The test plan document, details the click paths our test students and test instructors followed during the performance tests. Here is a quick overview of the click paths.

Student Click Path

Instructor Click Path

read announcements
view schedule
add event to personal site
do readings
upload resource to personal site
preview questions
do assessments
utilize feedback
review results
communicate in forums
communicate in email
join worksite
populate student profile
search for information
change e-mail preference
browse help

post announcements
upload roster
upload resources
create assignments
preview questions
review grades
export grades
import grades
add schedule event
change role
add tools to worksite
edit site information
search for information

Sakai Distro

The distro we used is based on the 2-5-x "Cafe" distro which is theoretically the minimum source code required to successfully build and start up Sakai. (

The actual externals defining the source code distribution under test are attached to this page. Implementation notes:

  • We added the course management default implementation in order to access database-persisted AcademicSessions.
  • We added the calendar module to meet Wiley's usage pattern requirements. This introduced a dependency on the assignments module.
  • We added the gradebook module to meet Wiley's usage pattern requirements. This introduced a dependency on the sections module.
  • We added the search module to meet Wiley's usage pattern requirements. This introduced a dependency on the mailarchive module.
  • We added the msgcntr module to meet Wiley's usage pattern requirements. This introduced a dependency on the profile module which introduced a dependency on the privacy module.
  • We switched to the "vanilla" (rather than Cafe) version of the user module to meet Wiley's usage pattern requirements for the preferences tool. This introduced a dependency on the syllabus module.
  • We added a top-level "shared-deployer" module to deploy JSTL for a number of tools. (See SAK-12798\).
  • We added the web module to fix the default Home page layout.

Data Management

We modified Alan Berg's provisioning scripts (see SAK-13352) to populate a large amount of data into the database (minor modifications compared to the work he's already put into the scripts). Specifically, we added functions to populate announcements, gradebook assignments, forum topics, and forum posts. We also added the ability to choose a per-site or per-instance distribution of created users, and we added functionality to create/specify a home page for worksites. Finally, we modified both the user/worksite creation and resource creation to produce very predictable names like worksite1, worksite2, worksite1-student1, worksite1-student2, resource1.pdf, and This made authoring the Silk-Performer scripts much easier. Also, the default SOAP timeouts in were too short. We had to increase them to 10 hours because of the large quantity of data we were loading. Here are the config files we used for provisioning; vlw.txt, lw.txt, mw.txt, sw.txt. Once we had the data loaded, we used Oracle Data Pump to obtain and restore backups of the data once we had it loaded, and we would periodically restore the database from backup once our testing had sufficiently polluted the database.

Bugs Identified

The bugs that were identified are detailed in the Performance Testing Results but we would like to gather feedback to determine if anyone else in the community has encountered these issues and is working on a solution. These issues included:

  1. Forums
    • SAK-13188 Messages & Forums Synoptic Tool / More performance improvements
    • SAK-11463 Slow queries from Forums
  2. Memory Leak upon User Login
  3. CPU Consuming JVM

User Scripts

We used Silk Performer for our testing, and we can make the scripts available upon request.

Test Results

With the exception of one needed index (on the SURROGATEKEY column of the MFR_MESSAGE_T), we found the database performed remarkably well, and we had virtually nothing to tune on that end. However, we did find that the connection pool was recycling connections very rapidly, and that was causing us some real headaches. The problem proved to be that while we had the minIdle parameter set, we did not have maxActive specified. As soon as Sakai opened a connection, it would close it. We had a fall-off-the-cliff effect on performance as soon as active connections exceeded the minIdle setting.
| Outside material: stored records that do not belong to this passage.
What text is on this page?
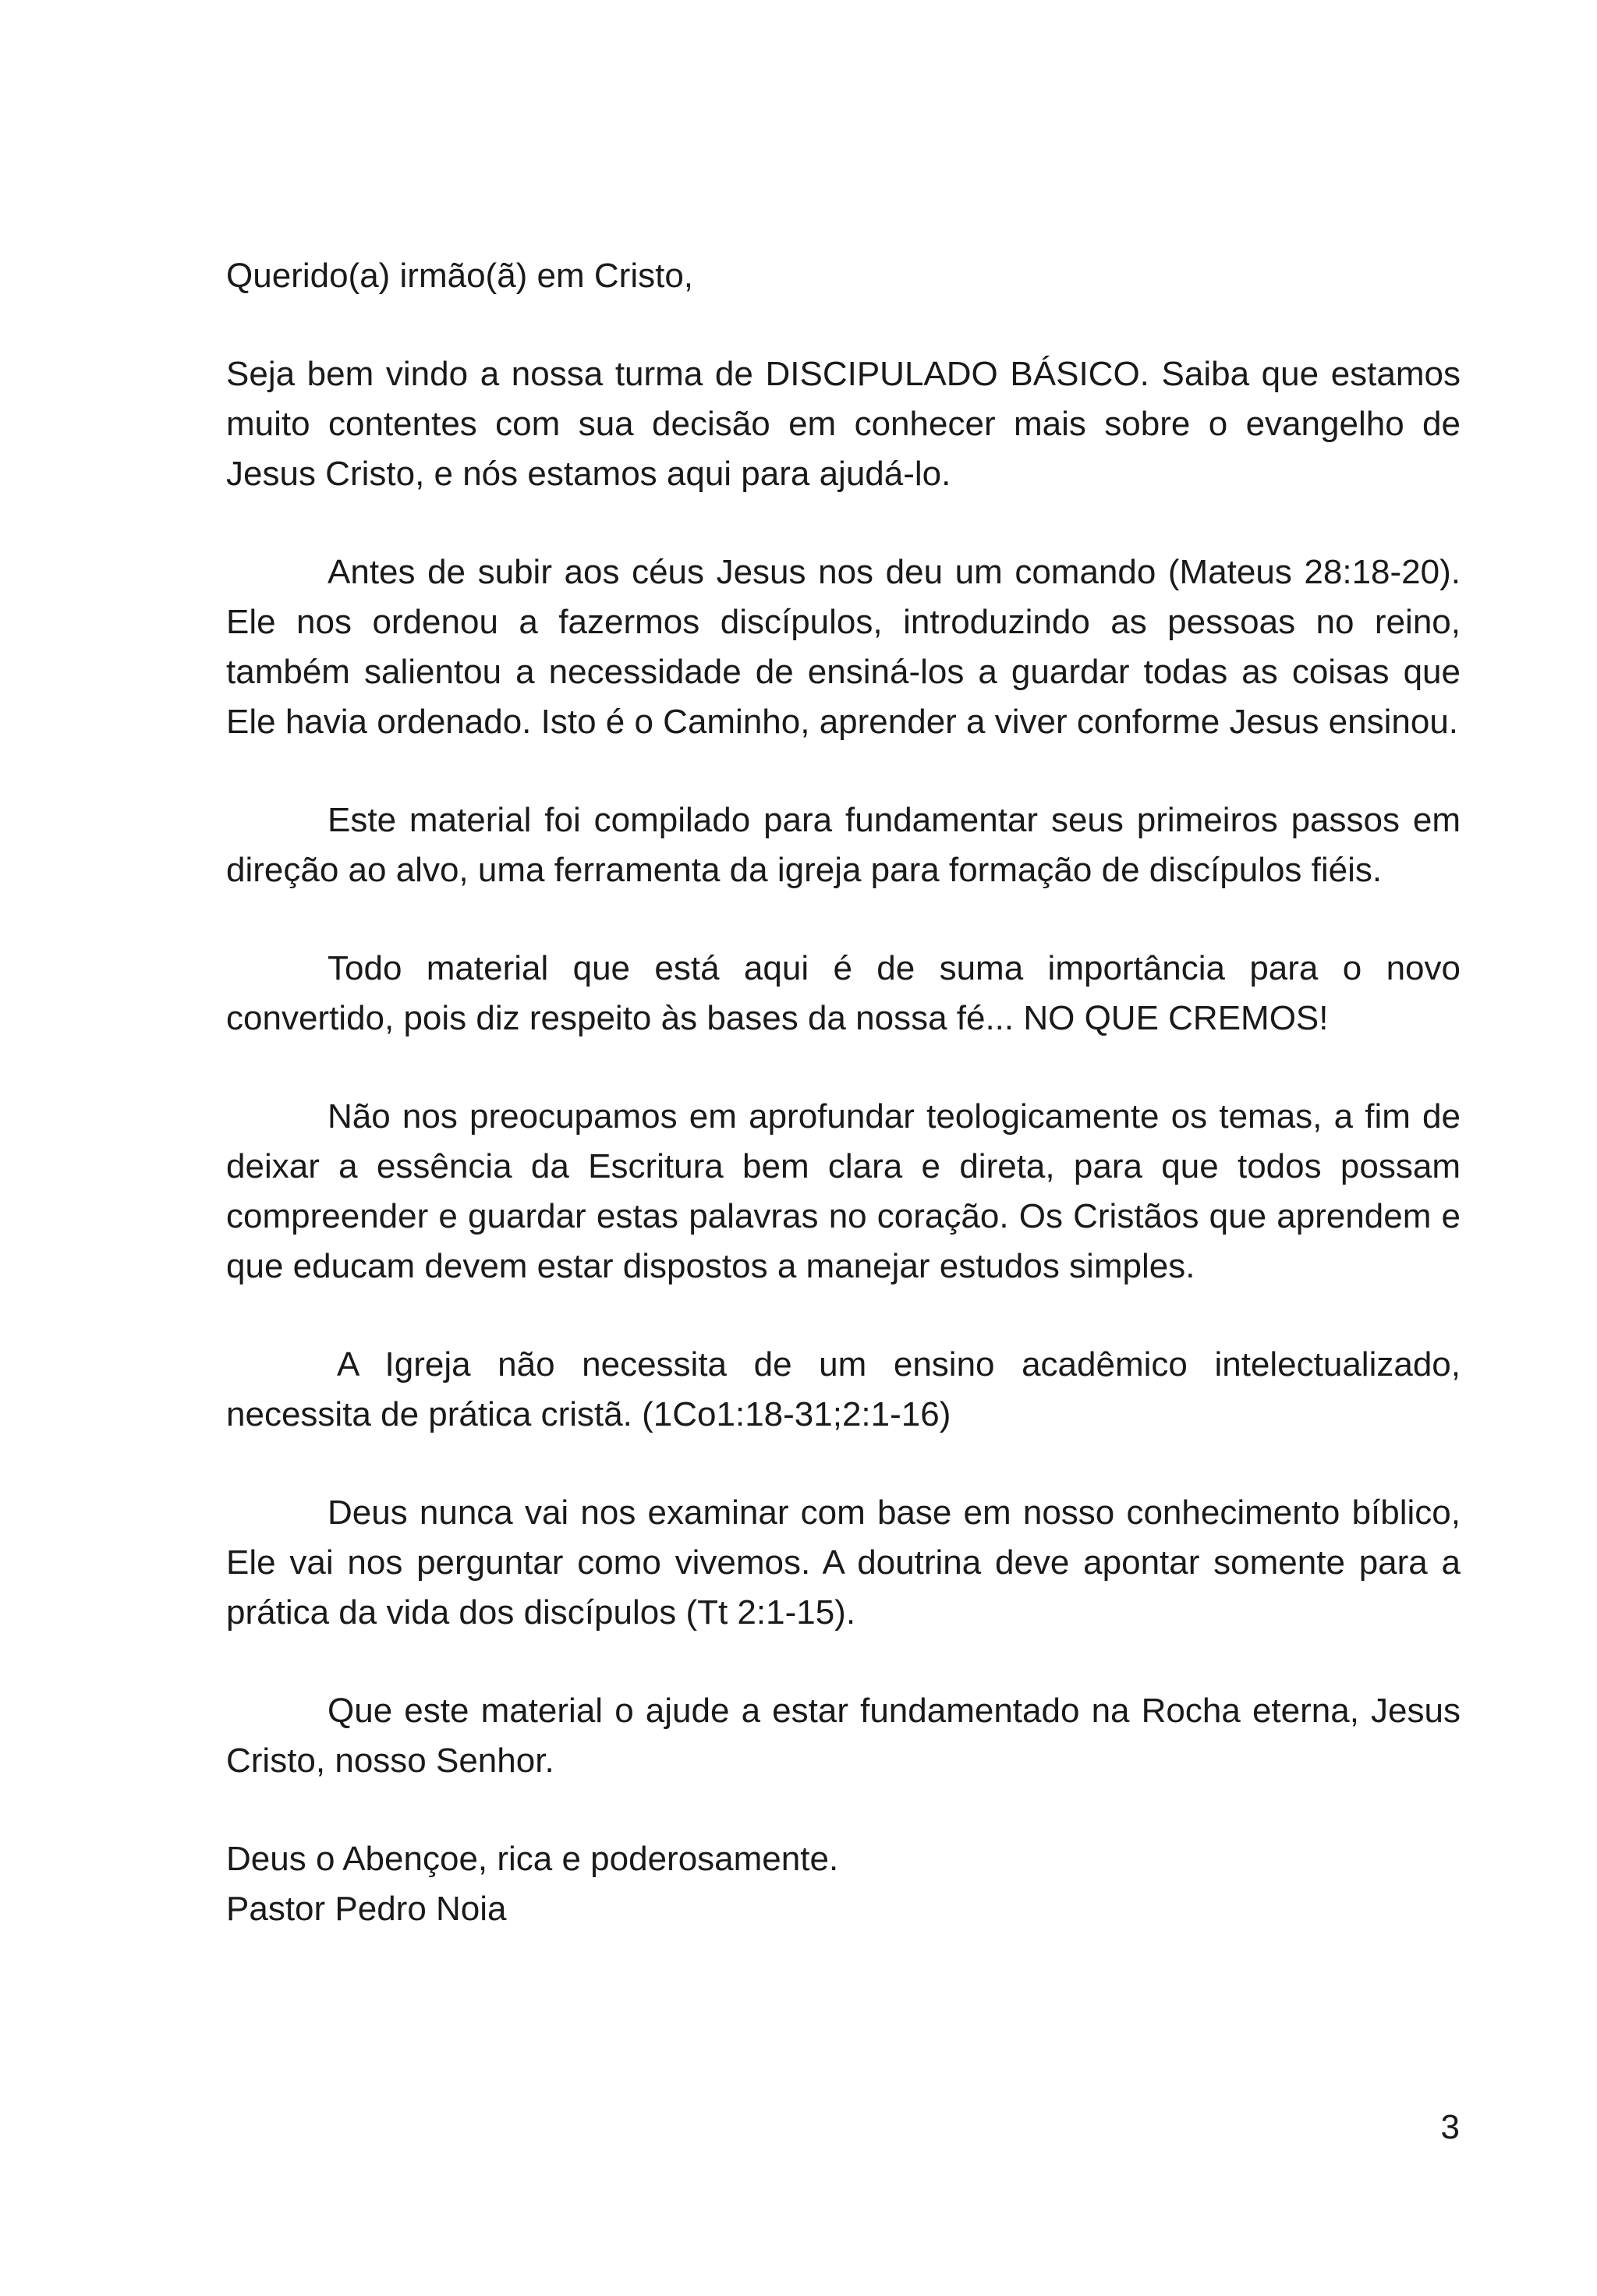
Querido(a) irmão(ã) em Cristo,

Seja bem vindo a nossa turma de DISCIPULADO BÁSICO. Saiba que estamos muito contentes com sua decisão em conhecer mais sobre o evangelho de Jesus Cristo, e nós estamos aqui para ajudá-lo.

Antes de subir aos céus Jesus nos deu um comando (Mateus 28:18-20). Ele nos ordenou a fazermos discípulos, introduzindo as pessoas no reino, também salientou a necessidade de ensiná-los a guardar todas as coisas que Ele havia ordenado. Isto é o Caminho, aprender a viver conforme Jesus ensinou.

Este material foi compilado para fundamentar seus primeiros passos em direção ao alvo, uma ferramenta da igreja para formação de discípulos fiéis.

Todo material que está aqui é de suma importância para o novo convertido, pois diz respeito às bases da nossa fé... NO QUE CREMOS!

Não nos preocupamos em aprofundar teologicamente os temas, a fim de deixar a essência da Escritura bem clara e direta, para que todos possam compreender e guardar estas palavras no coração. Os Cristãos que aprendem e que educam devem estar dispostos a manejar estudos simples.

A Igreja não necessita de um ensino acadêmico intelectualizado, necessita de prática cristã. (1Co1:18-31;2:1-16)

Deus nunca vai nos examinar com base em nosso conhecimento bíblico, Ele vai nos perguntar como vivemos. A doutrina deve apontar somente para a prática da vida dos discípulos (Tt 2:1-15).

Que este material o ajude a estar fundamentado na Rocha eterna, Jesus Cristo, nosso Senhor.

Deus o Abençoe, rica e poderosamente.

Pastor Pedro Noia

3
We encountered performance issues with the forums tool, and we were unable to meet our stated performance goals there (average page-load time of 2.5 seconds). Rather than investigate and attempt to improve forum performance, we opted to delete the forum data and address the issues at a later date.
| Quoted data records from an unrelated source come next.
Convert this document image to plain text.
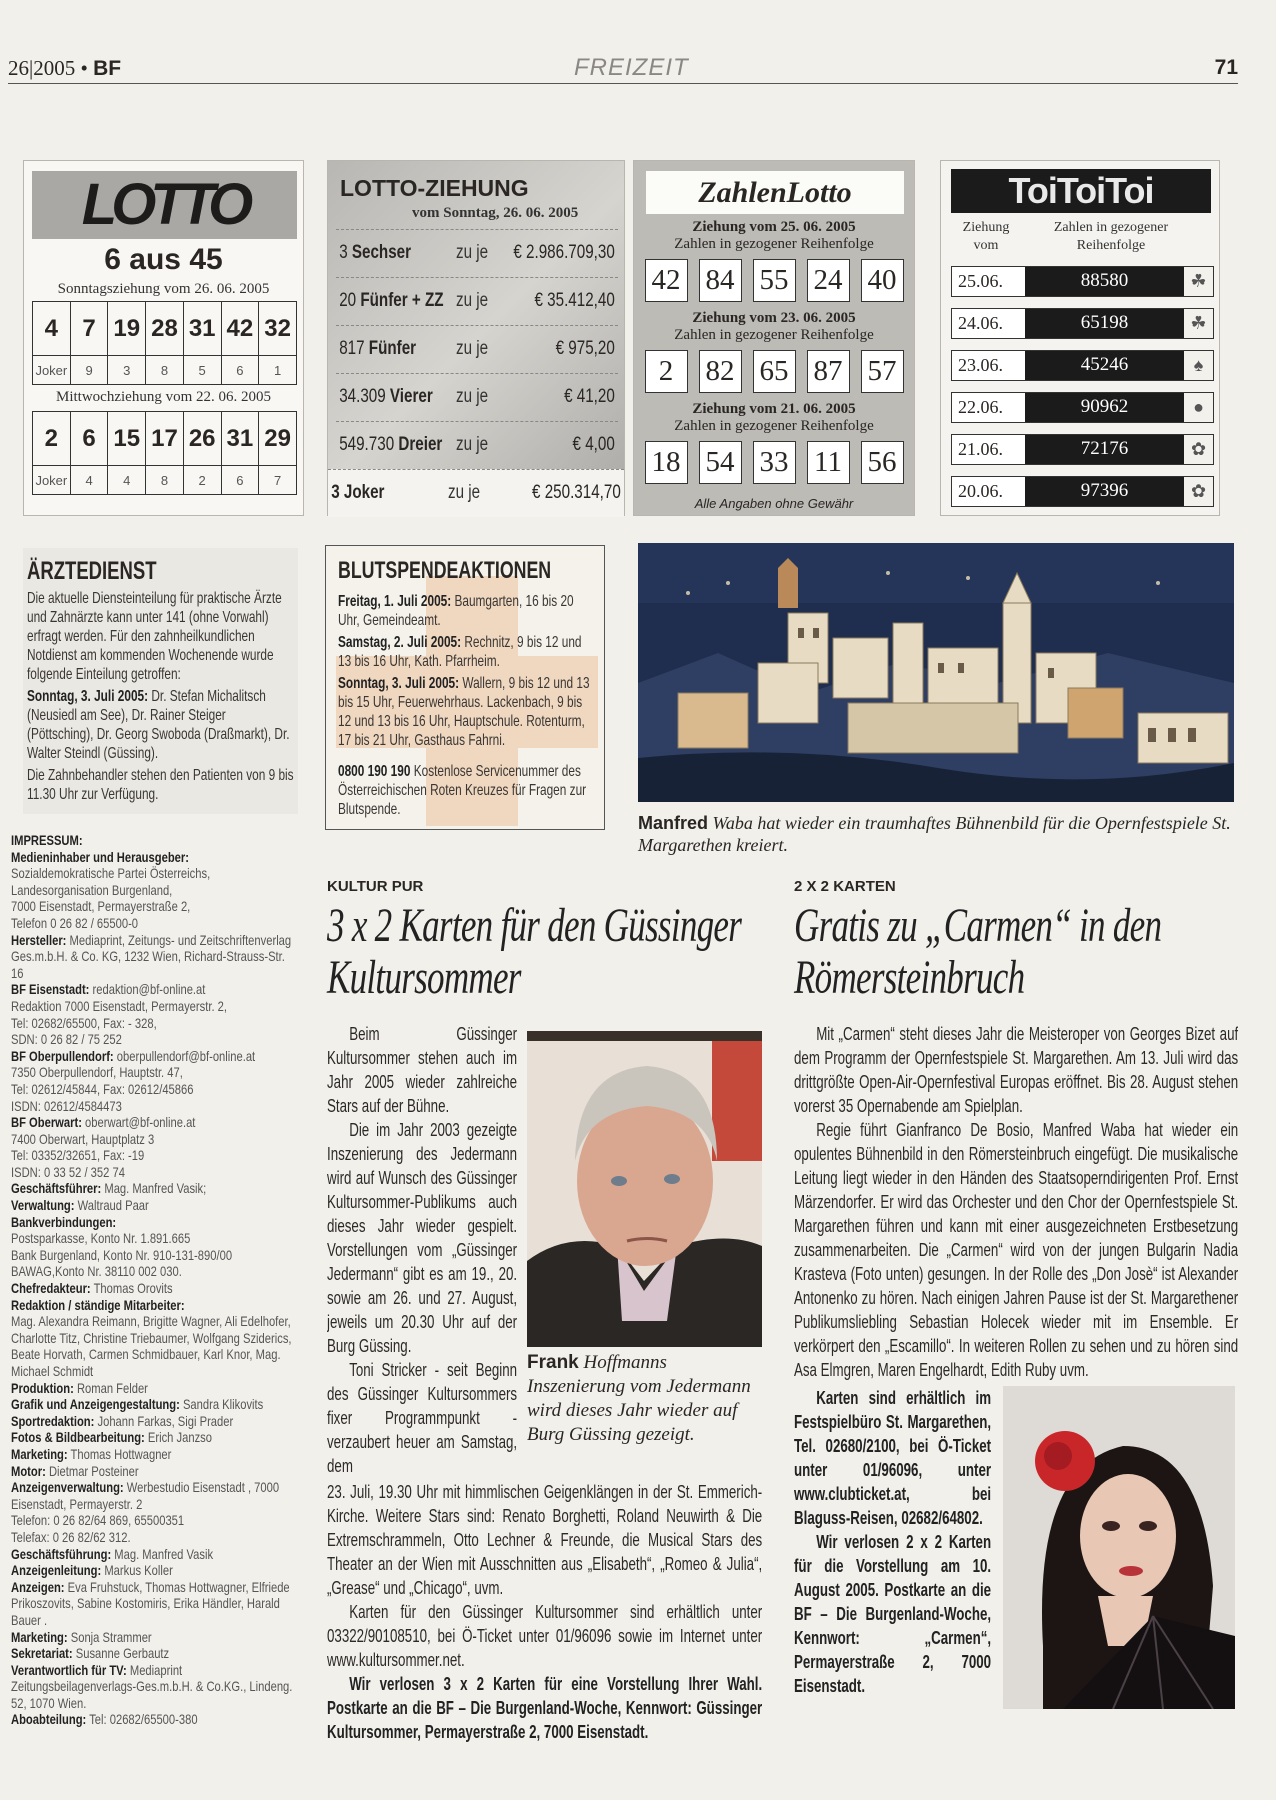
26|2005 • BF	FREIZEIT	71
LOTTO
6 aus 45
Sonntagsziehung vom 26. 06. 2005
4	7	19	28	31	42	32
Joker	9	3	8	5	6	1
Mittwochziehung vom 22. 06. 2005
2	6	15	17	26	31	29
Joker	4	4	8	2	6	7
LOTTO-ZIEHUNG
vom Sonntag, 26. 06. 2005
3 Sechser	zu je	€ 2.986.709,30
20 Fünfer + ZZ zu je	€ 35.412,40
817 Fünfer	zu je	€ 975,20
34.309 Vierer	zu je	€ 41,20
549.730 Dreier zu je	€ 4,00
3 Joker	zu je	€ 250.314,70
ZahlenLotto
Ziehung vom 25. 06. 2005
Zahlen in gezogener Reihenfolge
42 84 55 24 40
Ziehung vom 23. 06. 2005
Zahlen in gezogener Reihenfolge
2	82 65 87 57
Ziehung vom 21. 06. 2005
Zahlen in gezogener Reihenfolge
18 54 33 11 56
Alle Angaben ohne Gewähr
ToiToiToi
Ziehung vom
Zahlen in gezogener Reihenfolge
25.06.	88580	☘
24.06.	65198	☘
23.06.	45246	♠
22.06.	90962	●
21.06.	72176	✿
20.06.	97396	✿
ÄRZTEDIENST

Die aktuelle Diensteinteilung für praktische Ärzte und Zahnärzte kann unter 141 (ohne Vorwahl) erfragt werden. Für den zahnheilkundlichen Notdienst am kommenden Wochenende wurde folgende Einteilung getroffen:

Sonntag, 3. Juli 2005: Dr. Stefan Michalitsch (Neusiedl am See), Dr. Rainer Steiger (Pöttsching), Dr. Georg Swoboda (Draßmarkt), Dr. Walter Steindl (Güssing).

Die Zahnbehandler stehen den Patienten von 9 bis 11.30 Uhr zur Verfügung.

IMPRESSUM:
Medieninhaber und Herausgeber:
Sozialdemokratische Partei Österreichs,
Landesorganisation Burgenland,
7000 Eisenstadt, Permayerstraße 2,
Telefon 0 26 82 / 65500-0
Hersteller: Mediaprint, Zeitungs- und Zeitschriftenverlag Ges.m.b.H. & Co. KG, 1232 Wien, Richard-Strauss-Str. 16
BF Eisenstadt: redaktion@bf-online.at
Redaktion 7000 Eisenstadt, Permayerstr. 2,
Tel: 02682/65500, Fax: - 328,
SDN: 0 26 82 / 75 252
BF Oberpullendorf: oberpullendorf@bf-online.at
7350 Oberpullendorf, Hauptstr. 47,
Tel: 02612/45844, Fax: 02612/45866
ISDN: 02612/4584473
BF Oberwart: oberwart@bf-online.at
7400 Oberwart, Hauptplatz 3
Tel: 03352/32651, Fax: -19
ISDN: 0 33 52 / 352 74
Geschäftsführer: Mag. Manfred Vasik;
Verwaltung: Waltraud Paar
Bankverbindungen:
Postsparkasse, Konto Nr. 1.891.665
Bank Burgenland, Konto Nr. 910-131-890/00
BAWAG,Konto Nr. 38110 002 030.
Chefredakteur: Thomas Orovits
Redaktion / ständige Mitarbeiter:
Mag. Alexandra Reimann, Brigitte Wagner, Ali Edelhofer, Charlotte Titz, Christine Triebaumer, Wolfgang Sziderics, Beate Horvath, Carmen Schmidbauer, Karl Knor, Mag. Michael Schmidt
Produktion: Roman Felder
Grafik und Anzeigengestaltung: Sandra Klikovits
Sportredaktion: Johann Farkas, Sigi Prader
Fotos & Bildbearbeitung: Erich Janzso
Marketing: Thomas Hottwagner
Motor: Dietmar Posteiner
Anzeigenverwaltung: Werbestudio Eisenstadt , 7000 Eisenstadt, Permayerstr. 2
Telefon: 0 26 82/64 869, 65500351
Telefax: 0 26 82/62 312.
Geschäftsführung: Mag. Manfred Vasik
Anzeigenleitung: Markus Koller
Anzeigen: Eva Fruhstuck, Thomas Hottwagner, Elfriede Prikoszovits, Sabine Kostomiris, Erika Händler, Harald Bauer .
Marketing: Sonja Strammer
Sekretariat: Susanne Gerbautz
Verantwortlich für TV: Mediaprint Zeitungsbeilagenverlags-Ges.m.b.H. & Co.KG., Lindeng. 52, 1070 Wien.
Aboabteilung: Tel: 02682/65500-380
BLUTSPENDEAKTIONEN

Freitag, 1. Juli 2005: Baumgarten, 16 bis 20 Uhr, Gemeindeamt.

Samstag, 2. Juli 2005: Rechnitz, 9 bis 12 und 13 bis 16 Uhr, Kath. Pfarrheim.

Sonntag, 3. Juli 2005: Wallern, 9 bis 12 und 13 bis 15 Uhr, Feuerwehrhaus. Lackenbach, 9 bis 12 und 13 bis 16 Uhr, Hauptschule. Rotenturm, 17 bis 21 Uhr, Gasthaus Fahrni.

0800 190 190 Kostenlose Servicenummer des Österreichischen Roten Kreuzes für Fragen zur Blutspende.
Manfred Waba hat wieder ein traumhaftes Bühnenbild für die Opernfestspiele St. Margarethen kreiert.
KULTUR PUR
3 x 2 Karten für den Güssinger Kultursommer

Beim Güssinger Kultursommer stehen auch im Jahr 2005 wieder zahlreiche Stars auf der Bühne.

Die im Jahr 2003 gezeigte Inszenierung des Jedermann wird auf Wunsch des Güssinger Kultursommer-Publikums auch dieses Jahr wieder gespielt. Vorstellungen vom „Güssinger Jedermann“ gibt es am 19., 20. sowie am 26. und 27. August, jeweils um 20.30 Uhr auf der Burg Güssing.

Toni Stricker - seit Beginn des Güssinger Kultursommers fixer Programmpunkt - verzaubert heuer am Samstag, dem

Frank Hoffmanns Inszenierung vom Jedermann wird dieses Jahr wieder auf Burg Güssing gezeigt.
23. Juli, 19.30 Uhr mit himmlischen Geigenklängen in der St. Emmerich-Kirche. Weitere Stars sind: Renato Borghetti, Roland Neuwirth & Die Extremschrammeln, Otto Lechner & Freunde, die Musical Stars des Theater an der Wien mit Ausschnitten aus „Elisabeth“, „Romeo & Julia“, „Grease“ und „Chicago“, uvm.

Karten für den Güssinger Kultursommer sind erhältlich unter 03322/90108510, bei Ö-Ticket unter 01/96096 sowie im Internet unter www.kultursommer.net.

Wir verlosen 3 x 2 Karten für eine Vorstellung Ihrer Wahl. Postkarte an die BF – Die Burgenland-Woche, Kennwort: Güssinger Kultursommer, Permayerstraße 2, 7000 Eisenstadt.

2 X 2 KARTEN
Gratis zu „Carmen“ in den Römersteinbruch

Mit „Carmen“ steht dieses Jahr die Meisteroper von Georges Bizet auf dem Programm der Opernfestspiele St. Margarethen. Am 13. Juli wird das drittgrößte Open-Air-Opernfestival Europas eröffnet. Bis 28. August stehen vorerst 35 Opernabende am Spielplan.

Regie führt Gianfranco De Bosio, Manfred Waba hat wieder ein opulentes Bühnenbild in den Römersteinbruch eingefügt. Die musikalische Leitung liegt wieder in den Händen des Staatsoperndirigenten Prof. Ernst Märzendorfer. Er wird das Orchester und den Chor der Opernfestspiele St. Margarethen führen und kann mit einer ausgezeichneten Erstbesetzung zusammenarbeiten. Die „Carmen“ wird von der jungen Bulgarin Nadia Krasteva (Foto unten) gesungen. In der Rolle des „Don Josè“ ist Alexander Antonenko zu hören. Nach einigen Jahren Pause ist der St. Margarethener Publikumsliebling Sebastian Holecek wieder mit im Ensemble. Er verkörpert den „Escamillo“. In weiteren Rollen zu sehen und zu hören sind Asa Elmgren, Maren Engelhardt, Edith Ruby uvm.

Karten sind erhältlich im Festspielbüro St. Margarethen, Tel. 02680/2100, bei Ö-Ticket unter 01/96096, unter www.clubticket.at, bei Blaguss-Reisen, 02682/64802.

Wir verlosen 2 x 2 Karten für die Vorstellung am 10. August 2005. Postkarte an die BF – Die Burgenland-Woche, Kennwort: „Carmen“, Permayerstraße 2, 7000 Eisenstadt.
We discovered a memory-usage pattern associated with login that limits scalability and steady-state operation. Essentially, when a user logs into a particular JVM running Sakai for the first time, there are many objects created and, we assume, cached. We haven't identified the exact location of the problem, but we think those cached objects never age out of the cache. As new users login, the cache grows, and eventually the JVM runs out of memory. We had our JVM set for 1 gig of RAM, and we could achieve approximately 30,000 new logins before the server spent more time garbage collecting than it did processing. Adding memory to the JVM mitigates the issue, so we will probably choose to run larger JVMs and implement operational procedures (periodic server restarts) rather than attempt to modify the caching behavior,

On several occasions, we experienced stuck threads or threads that would run continuously and consume 100% of a CPU. We found a number of Jira tickets describing similar behavior (SAK-8932, SAK-13386, SAK-11098). These stuck threads skewed the metrics we gathered using sar, but we didn't really notice a significant effect on response times.

If you look at the response times graph in our performance test results, you'll notice that response times remained pretty even as we increased the number of users. In fact, the response times are almost the same with 500 users as with 1 user.

  • No labels


  1. Great post, Alex, and exciting work.

    It looks like you have test scripts in Silk performer and are willing to make them available to the community. Would it be hard to translate them to an open source tool?

    1. Hi Michael,

      I thought that such a conversion might be difficult (though, not impossible), but I wasn't certain of that. I posed this question to Testware, the folks who wrote the Silk Performer scripts, and this is their response.

      "While SilkPerformer can call C/C++ programs, the script
      itself is written in a proprietary language. Essentially the scripts would
      have to be completely redone from scratch using an open-source tool. There
      are a lot of built-in functions/features within SilkPerformer that are not
      available in any of the open-source tools. Based on our experience with some
      of the open source tools, there will also be some significant challenges in
      creating a script to perform all of the functions that we created with the
      SilkPerformer. For example, parsing the page ids will probably have to be
      coded manually for every page and every user, the cookie handling often has
      to be hand coded, the uploading of documents is often not supported and with
      many of the Sakai pages (the ones with tabs), the browser stores a web page
      context so that when you come back to that page, it remembers which tab you
      were on - not sure how this context would be stored/tracked/created with an
      open-source tool."

      That doesn't help you much, though.  Sorry about that.  


      1. I think most of the talk about "all the functions we have created..." is mostly FUD, but they definitely don't make it easy to export the scripts in any way that is usable in other tools (open source or proprietary). Anyway, if anyone is interested in the scripts, we can certainly share them, but they most likely need to be translated by hand to a new tool like Grinder.

  2. 2G of JVM memory is relatively low for large-scale production use on 64 bit app servers. You may want to look at the JIRA PROD category to see some real-world examples.

    1. The amount of memory was not a limiting factor in these tests. There was a memory leak. Increasing the amount of memory would have only caused that to be noticed later. In the one increase in memory we did make, we didn't even notice the additional amount of time that we should have before the memory leak caused us a problem.

      The run away threads, also have nothing to do with memory. From verbose garbage collection reports, we could see at the end of some tests, there was plenty of memory remaining, and yet the CPU was pegged with threads doing something that could not be determined. Increasing the memory would also have not done anything to prevent this problem.